Ein weiterer bedeutender Faktor war das Engagement der Mädchen in ihren Schulgemeinschaften. Diejenigen, die an mindestens einem Schulclub teilgenommen hatten, aßen eher Hülsenfrüchte als diejenigen, die dies nicht getan hatten. Dies deutet darauf hin, dass das soziale Umfeld und der Austausch von Ideen innerhalb eines schulischen Umfelds eine entscheidende Rolle bei der Gestaltung von Ernährungsgewohnheiten spielen. Die Studie fand keine Unterschiede in den Ernährungsmustern durch das Alter der Mädchen, ihre Religion oder die Frage, ob sie in einer Stadt oder einem Dorf lebten. Was am meisten zählte, war ihre Einstellung zum Essen und ihr Austausch mit Gleichaltrigen. Die Forscher stellten fest, dass es vielen Mädchen an dem Selbstvertrauen oder dem spezifischen Wissen mangelte, Hülsenfrüchte auf schmackhafte Weise zuzubereiten, und einige mochten einfach den Geschmack von gekochten Hülsenfrüchten nicht, was eine gängige Zubereitungsmethode ist.
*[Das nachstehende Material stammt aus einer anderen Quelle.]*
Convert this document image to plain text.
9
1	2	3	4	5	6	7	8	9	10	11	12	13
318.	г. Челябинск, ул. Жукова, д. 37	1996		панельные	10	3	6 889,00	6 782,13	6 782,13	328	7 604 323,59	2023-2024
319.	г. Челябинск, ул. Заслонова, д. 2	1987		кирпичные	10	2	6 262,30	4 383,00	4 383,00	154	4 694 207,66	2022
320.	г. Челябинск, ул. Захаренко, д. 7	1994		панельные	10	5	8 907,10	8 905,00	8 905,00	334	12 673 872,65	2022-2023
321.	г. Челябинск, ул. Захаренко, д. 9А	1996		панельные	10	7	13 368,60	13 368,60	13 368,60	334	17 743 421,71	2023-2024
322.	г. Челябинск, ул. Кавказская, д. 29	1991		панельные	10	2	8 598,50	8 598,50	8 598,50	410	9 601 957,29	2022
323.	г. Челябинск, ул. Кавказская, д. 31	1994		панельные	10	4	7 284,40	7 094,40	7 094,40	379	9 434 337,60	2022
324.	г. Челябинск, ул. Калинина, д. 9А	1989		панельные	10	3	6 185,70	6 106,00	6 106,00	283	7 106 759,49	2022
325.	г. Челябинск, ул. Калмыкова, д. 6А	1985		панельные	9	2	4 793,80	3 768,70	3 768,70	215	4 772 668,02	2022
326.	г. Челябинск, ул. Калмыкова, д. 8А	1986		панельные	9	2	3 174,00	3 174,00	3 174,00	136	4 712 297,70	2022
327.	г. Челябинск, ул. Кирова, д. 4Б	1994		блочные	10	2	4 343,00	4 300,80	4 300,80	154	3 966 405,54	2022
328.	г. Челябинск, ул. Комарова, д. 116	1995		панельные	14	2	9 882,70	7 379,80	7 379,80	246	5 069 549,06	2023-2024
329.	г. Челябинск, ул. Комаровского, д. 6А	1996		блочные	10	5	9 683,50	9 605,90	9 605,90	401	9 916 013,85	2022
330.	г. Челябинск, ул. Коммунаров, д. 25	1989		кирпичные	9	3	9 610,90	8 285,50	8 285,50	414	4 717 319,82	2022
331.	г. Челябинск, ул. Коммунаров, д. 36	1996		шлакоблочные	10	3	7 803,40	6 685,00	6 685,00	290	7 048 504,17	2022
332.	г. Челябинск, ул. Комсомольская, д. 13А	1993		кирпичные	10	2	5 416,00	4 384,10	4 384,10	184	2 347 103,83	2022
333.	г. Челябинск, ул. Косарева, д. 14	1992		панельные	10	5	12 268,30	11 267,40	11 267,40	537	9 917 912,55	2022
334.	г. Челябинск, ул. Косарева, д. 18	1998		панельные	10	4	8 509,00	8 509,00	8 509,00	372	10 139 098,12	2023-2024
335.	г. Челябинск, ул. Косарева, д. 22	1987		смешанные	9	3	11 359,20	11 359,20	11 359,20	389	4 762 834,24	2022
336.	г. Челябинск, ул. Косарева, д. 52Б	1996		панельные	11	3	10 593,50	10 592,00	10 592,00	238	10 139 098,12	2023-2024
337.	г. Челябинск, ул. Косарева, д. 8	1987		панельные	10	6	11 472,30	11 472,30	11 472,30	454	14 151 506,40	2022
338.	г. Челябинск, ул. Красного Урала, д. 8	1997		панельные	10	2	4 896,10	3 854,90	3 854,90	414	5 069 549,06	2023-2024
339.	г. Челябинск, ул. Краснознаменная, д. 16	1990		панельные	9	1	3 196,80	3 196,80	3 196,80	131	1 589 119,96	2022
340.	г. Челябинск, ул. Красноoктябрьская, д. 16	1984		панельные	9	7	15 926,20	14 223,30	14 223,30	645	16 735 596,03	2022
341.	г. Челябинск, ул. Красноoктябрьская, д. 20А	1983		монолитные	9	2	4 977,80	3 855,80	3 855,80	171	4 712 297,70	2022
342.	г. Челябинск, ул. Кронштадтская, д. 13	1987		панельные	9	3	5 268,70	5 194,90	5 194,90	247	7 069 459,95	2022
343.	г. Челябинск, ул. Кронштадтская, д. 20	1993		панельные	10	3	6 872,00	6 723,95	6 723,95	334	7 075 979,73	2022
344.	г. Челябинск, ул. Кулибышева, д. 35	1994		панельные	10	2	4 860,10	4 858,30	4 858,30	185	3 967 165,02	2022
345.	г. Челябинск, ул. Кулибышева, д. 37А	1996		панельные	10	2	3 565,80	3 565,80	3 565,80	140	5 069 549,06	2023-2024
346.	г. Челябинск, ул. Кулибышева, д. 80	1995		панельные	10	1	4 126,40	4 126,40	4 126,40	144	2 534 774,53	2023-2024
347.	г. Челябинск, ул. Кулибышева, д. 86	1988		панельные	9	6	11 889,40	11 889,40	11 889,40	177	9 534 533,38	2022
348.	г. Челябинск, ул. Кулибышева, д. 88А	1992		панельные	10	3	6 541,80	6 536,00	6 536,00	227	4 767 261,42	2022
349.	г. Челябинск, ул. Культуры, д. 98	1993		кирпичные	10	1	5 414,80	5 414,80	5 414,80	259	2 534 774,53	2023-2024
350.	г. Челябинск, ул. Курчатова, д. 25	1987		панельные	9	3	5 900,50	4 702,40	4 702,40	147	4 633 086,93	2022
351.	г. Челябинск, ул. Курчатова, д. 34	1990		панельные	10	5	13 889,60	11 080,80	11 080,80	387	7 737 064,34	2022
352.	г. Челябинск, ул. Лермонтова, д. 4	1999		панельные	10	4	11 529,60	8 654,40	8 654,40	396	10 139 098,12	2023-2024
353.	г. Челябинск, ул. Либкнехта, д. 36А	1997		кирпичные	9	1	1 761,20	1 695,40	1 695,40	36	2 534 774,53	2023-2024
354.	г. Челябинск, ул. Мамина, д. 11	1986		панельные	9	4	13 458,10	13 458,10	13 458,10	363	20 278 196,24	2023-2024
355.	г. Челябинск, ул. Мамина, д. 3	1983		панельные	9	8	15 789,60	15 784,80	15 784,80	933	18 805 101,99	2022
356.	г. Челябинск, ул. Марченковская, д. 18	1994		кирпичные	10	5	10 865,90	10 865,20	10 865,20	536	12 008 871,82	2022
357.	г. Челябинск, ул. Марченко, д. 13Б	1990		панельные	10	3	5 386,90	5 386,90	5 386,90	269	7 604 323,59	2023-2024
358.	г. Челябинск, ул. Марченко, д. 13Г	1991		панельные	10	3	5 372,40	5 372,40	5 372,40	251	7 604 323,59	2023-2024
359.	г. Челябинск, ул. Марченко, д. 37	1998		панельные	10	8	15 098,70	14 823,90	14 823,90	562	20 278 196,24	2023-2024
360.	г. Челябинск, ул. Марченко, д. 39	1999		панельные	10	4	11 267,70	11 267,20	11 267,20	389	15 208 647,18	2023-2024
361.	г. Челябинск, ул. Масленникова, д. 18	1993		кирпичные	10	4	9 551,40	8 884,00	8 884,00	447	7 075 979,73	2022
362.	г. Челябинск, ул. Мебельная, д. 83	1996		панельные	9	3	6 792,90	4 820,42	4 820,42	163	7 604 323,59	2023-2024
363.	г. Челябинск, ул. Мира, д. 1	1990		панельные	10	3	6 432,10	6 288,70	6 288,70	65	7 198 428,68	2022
Die Erkenntnisse weisen auf einen klaren Weg nach vorn hin. Da das Lebensmittel verfügbar und erschwinglich ist, liegt die Lösung darin, die Denkweise der Mädchen über dieses Lebensmittel zu ändern und zu lehren, wie man es zubereitet. Die Studie legt nahe, dass Schulen eine wichtige Rolle spielen könnten, indem sie den Schülerinnen nicht nur vermitteln, dass Hülsenfrüchte gesund sind, sondern auch, wie man sie auf genussvolle und abwechslungsreiche Weise zubereitet. Durch die Integration von Ernährungsbildung in Schulclubs und den täglichen Unterricht könnten Gemeinschaften helfen, die Zögerlichkeit gegenüber diesen Lebensmitteln zu überwinden. Wenn Mädchen dazu ermutigt werden können, sich dazu zu verpflichten, diese nährstoffreichen Lebensmittel jeden Tag zu essen, könnten sie ihr Wachstum und ihre langfristige Gesundheit erheblich verbessern und so eine leicht verfügbare lokale Nutzpflanze in ein kraftvolles Werkzeug zur Bekämpfung von Unterernährung verwandeln.